There are also two veterans’ homes in Michigan, which are residential care facilities that provide long-term care for veterans. They are the Grand Rapids Home for Veterans and the D.J. Jacobetti Home for Veterans (in the Upper Peninsula). In addition to nursing home care, assisted living and memory care are provided. There are 70 beds in the Grand Rapids VA memory care unit and 26 beds in the D.J. Jacobetti memory care unit. Payment is made directly from the VA to the facility. State veterans’ homes are typically reserved for veterans whose need for care stems at least 70 percent from their military service. Because there is often a waiting list, contact a home before visiting to see if your loved one is eligible to live there. Contacts and applications are available at this link.

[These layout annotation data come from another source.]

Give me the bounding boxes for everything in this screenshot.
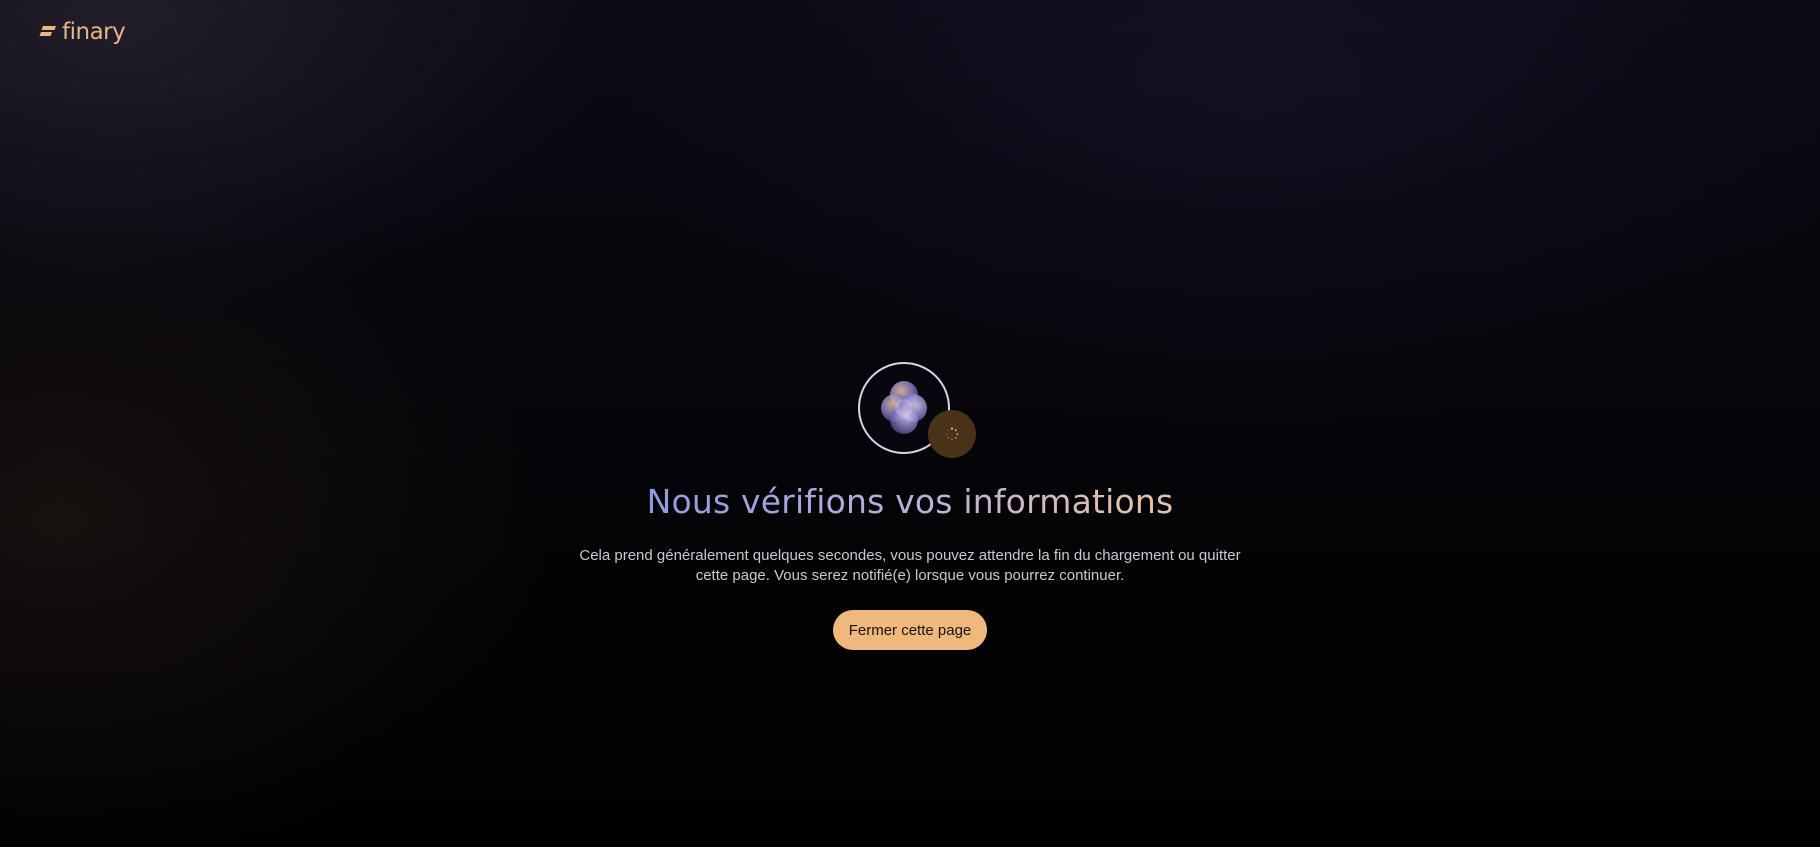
brand-logo[interactable]: finary [38, 18, 126, 46]
description-line-1: Cela prend généralement quelques seconde… [579, 547, 1241, 564]
finary-logo-icon [39, 26, 56, 36]
verification-description: Cela prend généralement quelques seconde… [560, 546, 1260, 586]
status-avatar [858, 360, 982, 460]
verification-panel: Nous vérifions vos informations Cela pre… [0, 360, 1820, 650]
description-line-2: cette page. Vous serez notifié(e) lorsqu… [695, 567, 1125, 584]
verification-page: finary Nous vérifions vos informations C… [0, 0, 1820, 847]
loading-spinner-icon [945, 427, 959, 441]
brand-name: finary [62, 19, 126, 45]
page-title: Nous vérifions vos informations [647, 480, 1174, 524]
orb-avatar-icon [881, 381, 927, 434]
close-page-button[interactable]: Fermer cette page [832, 610, 988, 650]
loading-badge [928, 410, 976, 458]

Other ways to help pay for memory care include tax credits and deductions like the Credit for the Elderly and the Disabled, or the Child and Dependent Care Credit (if you can claim your elderly loved one as a dependent). Remember also that medical and dental expenses can be deducted, and that may include some assisted living costs.
A reverse mortgage may be a good option for a married person moving into memory care, if their spouse continues to live in the home. Should their spouse move from their home, the reverse mortgage would become due.
Elder care loans are for families to cover initial costs of moving into memory care, if you need a little help at first but can afford costs after the initial payments. For example, if one is waiting for a VA pension to be approved or waiting to sell a home.